恋する惑星のBenitoのレビュー・感想・評価

恋する惑星(1994年製作の映画)
4.2
【 トニー・レオンとドイルのカメラ 】

映画全体の持つ雰囲気がいい。
狭い路地、窮屈に建つ重慶マンション、そして香港の醸し出す空気。高い湿度感。

ウォン・カーウァイ(王家衛)の「花様年華」や「ブエノスアイレス」など、彼の作品の多くの撮影担当だったクリストファー・ドイルが本作でも後半エピソードを担当している。ライティングやフォーカシング、そして色の使い方はコンビ2作目で既に確立されていたのだと思う。そしてトニー・レオンの部屋、これもドイルの部屋をそのまま使っているというオマケつき。カメラだけでなく、音楽の使い方含め、圧倒的に後半部分がいいな、と思う。

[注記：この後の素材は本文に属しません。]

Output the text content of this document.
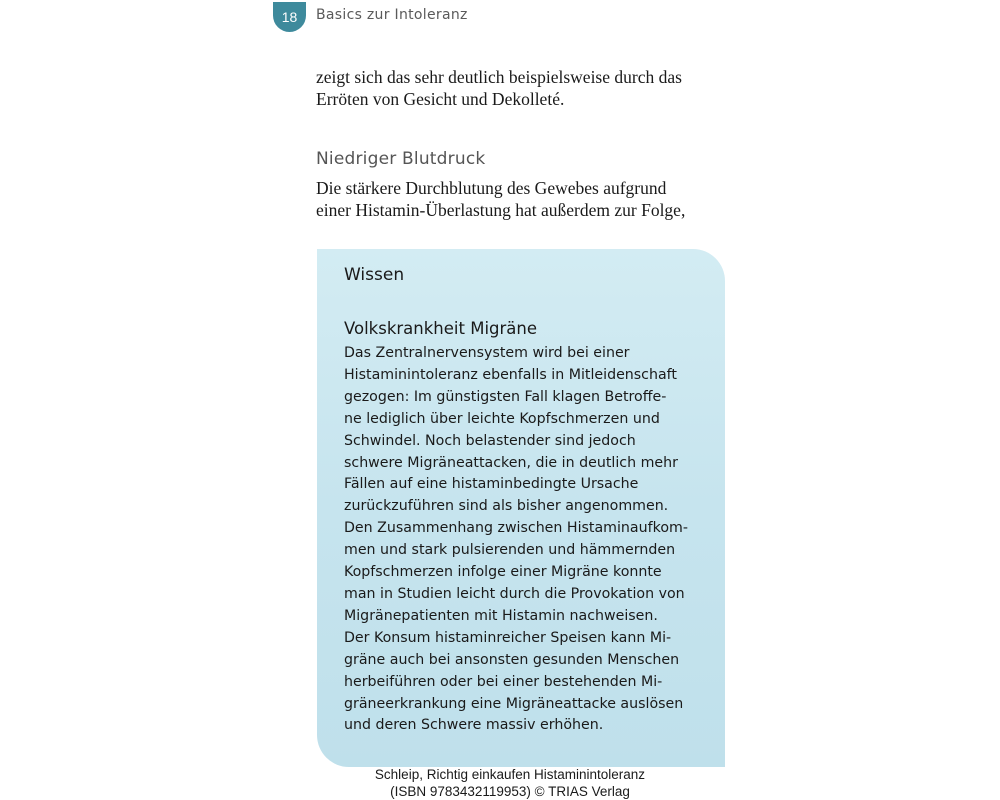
18 Basics zur Intoleranz
zeigt sich das sehr deutlich beispielsweise durch das
Erröten von Gesicht und Dekolleté.
Niedriger Blutdruck
Die stärkere Durchblutung des Gewebes aufgrund
einer Histamin-Überlastung hat außerdem zur Folge,
Wissen
Volkskrankheit Migräne
Das Zentralnervensystem wird bei einer
Histaminintoleranz ebenfalls in Mitleidenschaft
gezogen: Im günstigsten Fall klagen Betroffe-
ne lediglich über leichte Kopfschmerzen und
Schwindel. Noch belastender sind jedoch
schwere Migräneattacken, die in deutlich mehr
Fällen auf eine histaminbedingte Ursache
zurückzuführen sind als bisher angenommen.
Den Zusammenhang zwischen Histaminaufkom-
men und stark pulsierenden und hämmernden
Kopfschmerzen infolge einer Migräne konnte
man in Studien leicht durch die Provokation von
Migränepatienten mit Histamin nachweisen.
Der Konsum histaminreicher Speisen kann Mi-
gräne auch bei ansonsten gesunden Menschen
herbeiführen oder bei einer bestehenden Mi-
gräneerkrankung eine Migräneattacke auslösen
und deren Schwere massiv erhöhen.
Schleip, Richtig einkaufen Histaminintoleranz
(ISBN 9783432119953) © TRIAS Verlag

そして役者たち。前半エピソードの金城武はドラマ「神様、もう少しだけ」や映画「不夜城」などで日本でブレイクする前の頃。後半エピソードの警察官トニー・レオンは映画「インファナル・アフェア」シリーズの前の頃。飲食店スタッフのフェイ・ウォンは本業は歌手として20枚くらいアルバムを出しているけど日本のドラマ「ウソコイ」で中井貴一と共演してたっけ。

<サウンドトラック> 全11曲_CD
1曲目のフェイ・ウォンの'夢中人'は、アイルランドのロックバンド、クランベリーズのヒット曲「ドリームス」のカバー。あと前半パートのスコアには「ニキータ」のエリック・セラ風の曲が展開されてた。因みにCDには映画で多用された' 夢のカリフォルニア' by ママス&パパスは収録されていないし、' 緑は異なもの' by ダイナ・ワシントンのjazzナンバーなど映画のキーとなる楽曲は入っていない。

<劇場公開時パンフレット>
1995年7月15日発行・800円
44ページのなかに、シナリオ完全採録や王家衛とタランティーノの対談、更には役者や音楽について細かく掲載されていて充実した内容。

鑑賞は、公開時と26年後の2回。